Angaben der Kommission E:

  • Wirkungen: Auf Grund der ausgeprägten Sympatikolyse (Katecholaminverarmung) blutdrucksenkend und sedierend. Darüber hinaus bestehen für bestimmte Alkaloide direkte zentrale und periphere Angriffspunkte.
  • Anwendungsgebiete: Leichte, essentielle Hypertonie (Grenzwerthypertonie), besonders bei erhöhtem Sympatikotonus mit zum Beispiel Sinustachykardie, Angst und Spannungszuständen und psychomotorischer Unruhe, sofern diätetische Massnahmen allein nicht ausreichen.
  • Gegenanzeigen: Depressionen, Ulkus-Krankheit, Phäochromozytom, Schwangerschaft und Laktation.
  • Nebenwirkungen: Verstopfte Nase, depressive Verstimmung, Müdigkeit, Potenzstörungen.
    Hinweis: Dieses Arzneimittel kann auch bei bestimmungsgemässem Gebrauch das Reaktionsvermögen soweit verändern, dass die Fähigkeit zur aktiven Teilnahme am Strassenverkehr oder zum Bedienen von Maschinen beeinträchtigt, wird.
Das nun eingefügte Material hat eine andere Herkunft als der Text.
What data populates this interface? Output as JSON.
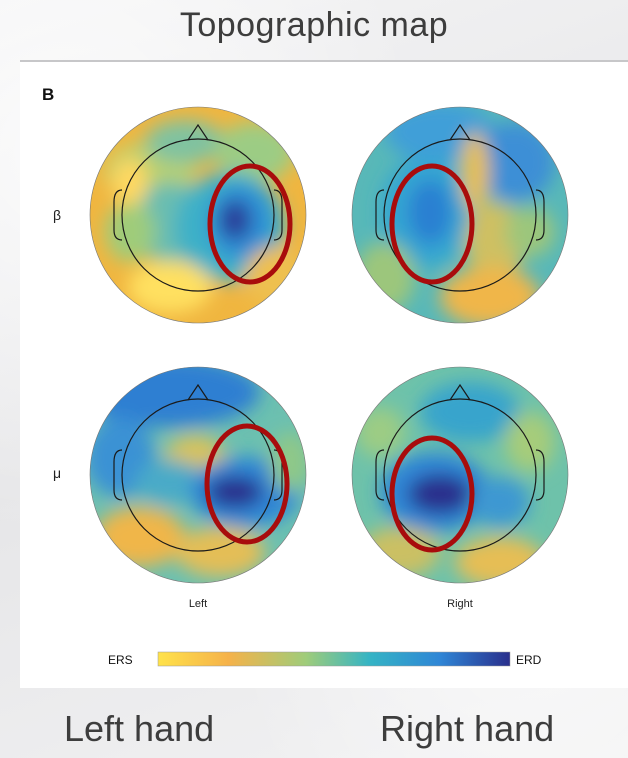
{
  "title": "Topographic map",
  "panel_label": "B",
  "rows": [
    "β",
    "μ"
  ],
  "columns": [
    "Left",
    "Right"
  ],
  "colorbar": {
    "left_label": "ERS",
    "right_label": "ERD",
    "colors": [
      "#ffe24a",
      "#f5b24a",
      "#9fcc7a",
      "#35b4c4",
      "#2f86d6",
      "#2a2f8c"
    ]
  },
  "bottom_labels": [
    "Left hand",
    "Right hand"
  ],
  "highlight_color": "#a80c0c"
}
Dies gilt in verstärktem Masse im Zusammenwirken mit Alkohol.
  • Wechselwirkungen mit anderen Mitteln:
    Digitalisglykosiden - Bradykardie
    Neuroleptika - gegenseitige Wirkungsverstärkung
    Barbituraten - gegenseitige Wirkungsverstärkung
    Levodopa - Wirkungsabschwächung, aber unerwünschte extrapyramidal­moto­rische Symptome können verstärkt werden Sympaticomimetica (z.B. In Husten, Grippemitteln und Appetitzüglern) - initial erhebliche Blutdruckerhöhung.
  • Dosierung:
    Soweit nicht anders verordnet: Mittlere Tagesdosis: 600 mg Droge entsprechend 6 mg Gesamtalkaloiden.
  • Art der Anwendung: Zerkleinerte Droge, Drogenpulver sowie andere galenische Zubereitungen zur inneren Anwendung.
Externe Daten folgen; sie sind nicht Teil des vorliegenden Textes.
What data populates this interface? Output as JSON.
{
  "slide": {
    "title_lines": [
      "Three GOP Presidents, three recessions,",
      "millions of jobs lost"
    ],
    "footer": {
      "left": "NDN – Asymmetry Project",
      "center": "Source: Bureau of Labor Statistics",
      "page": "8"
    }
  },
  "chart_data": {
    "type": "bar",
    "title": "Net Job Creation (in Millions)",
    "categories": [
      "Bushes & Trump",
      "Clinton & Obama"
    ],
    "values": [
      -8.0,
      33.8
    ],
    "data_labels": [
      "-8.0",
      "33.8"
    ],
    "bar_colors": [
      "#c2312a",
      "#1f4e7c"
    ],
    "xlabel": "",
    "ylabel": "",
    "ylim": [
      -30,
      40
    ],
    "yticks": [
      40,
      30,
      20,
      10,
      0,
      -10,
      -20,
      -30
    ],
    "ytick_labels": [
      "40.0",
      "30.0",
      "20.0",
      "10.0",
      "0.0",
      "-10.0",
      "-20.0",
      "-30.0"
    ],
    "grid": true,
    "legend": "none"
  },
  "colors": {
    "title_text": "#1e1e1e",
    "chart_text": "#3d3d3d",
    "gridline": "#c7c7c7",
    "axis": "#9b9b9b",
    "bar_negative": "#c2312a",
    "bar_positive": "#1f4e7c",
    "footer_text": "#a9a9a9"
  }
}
Aufgrund erheblicher Nebenwirkungen werden aber die Droge sowie deren Extrakte und Reserpin als Mono-Präparat therapeutisch nicht mehr verwendet, sondern nur noch niedrig dosiertes Reserpin in Kombination mit anderen Antihypertonika.
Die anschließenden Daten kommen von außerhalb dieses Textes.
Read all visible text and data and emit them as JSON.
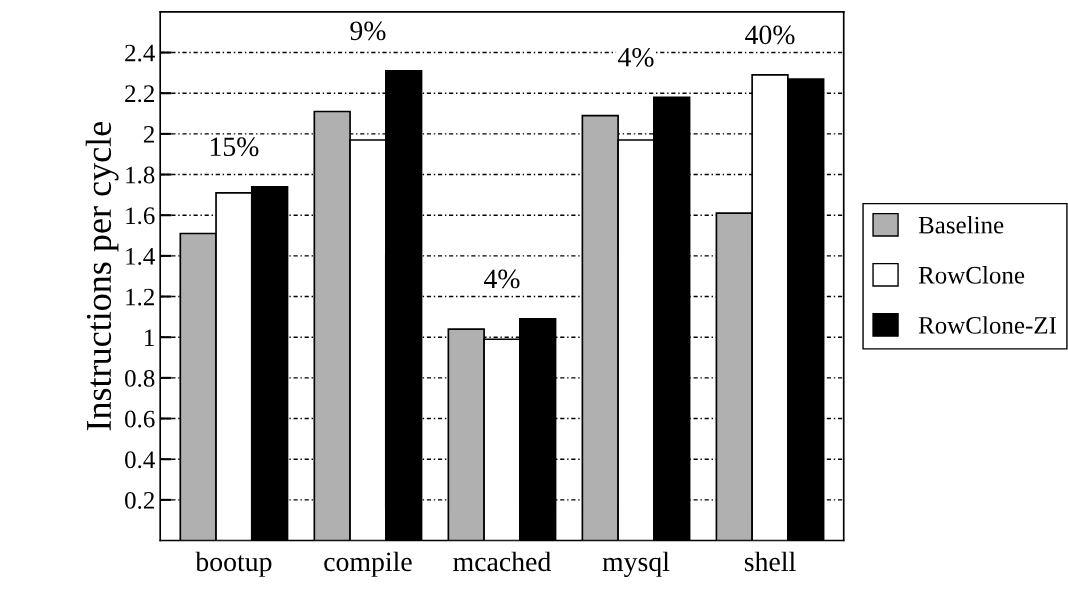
{
  "chart_data": {
    "type": "bar",
    "ylabel": "Instructions per cycle",
    "categories": [
      "bootup",
      "compile",
      "mcached",
      "mysql",
      "shell"
    ],
    "series": [
      {
        "name": "Baseline",
        "color": "#b0b0b0",
        "values": [
          1.51,
          2.11,
          1.04,
          2.09,
          1.61
        ]
      },
      {
        "name": "RowClone",
        "color": "#ffffff",
        "values": [
          1.71,
          1.97,
          0.99,
          1.97,
          2.29
        ]
      },
      {
        "name": "RowClone-ZI",
        "color": "#000000",
        "values": [
          1.74,
          2.31,
          1.09,
          2.18,
          2.27
        ]
      }
    ],
    "ylim": [
      0,
      2.6
    ],
    "yticks": [
      0.2,
      0.4,
      0.6,
      0.8,
      1,
      1.2,
      1.4,
      1.6,
      1.8,
      2,
      2.2,
      2.4
    ],
    "grid": "y",
    "legend": "right",
    "annotations": [
      "15%",
      "9%",
      "4%",
      "4%",
      "40%"
    ]
  }
}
Das einzige Mono-Präparat mit dem Rauwolfiaalkaloid Ajmalin ist Gilurytmal® 50 mg/10 ml Injektionslösung, das zur Behandlung von Herzrhythmusstörungen eingesetzt wird.

ZUBEREITUNG UND DOSIERUNG

Siehe Anwendung. Keine Selbstmedikation! Phytopharmaka gibt es keine. Schlangenwurzel wird heute praktisch nur noch in der Homöopathie angewendet.

STATUS

HOMÖOPATHIE

Rauwolfia serpentina HAB 1; Indische Schlangenwurzel, die getrockneten Wurzeln.
Anwendungsgebiete: Erkrankungen des Zentralnervensystems (Verstimmungszustände), des Herzens und des arteriellen Gefässsystems (Bluthochdruck).

SONSTIGES

Die Wurzeln der Pflanze werden seit Jahrhunderten in der indischen Medizin verwendet und gelangten Anfang des 18. Jahrhunderts auch nach Europa. Ein überzeugter Anhänger von Rauwolfia war laut Überlieferung Mahatma Gandhi. Er soll regelmässig zur Beruhigung und Blutdrucksenkung einen aus der ganzen Pflanze bereiteten Tee getrunken haben.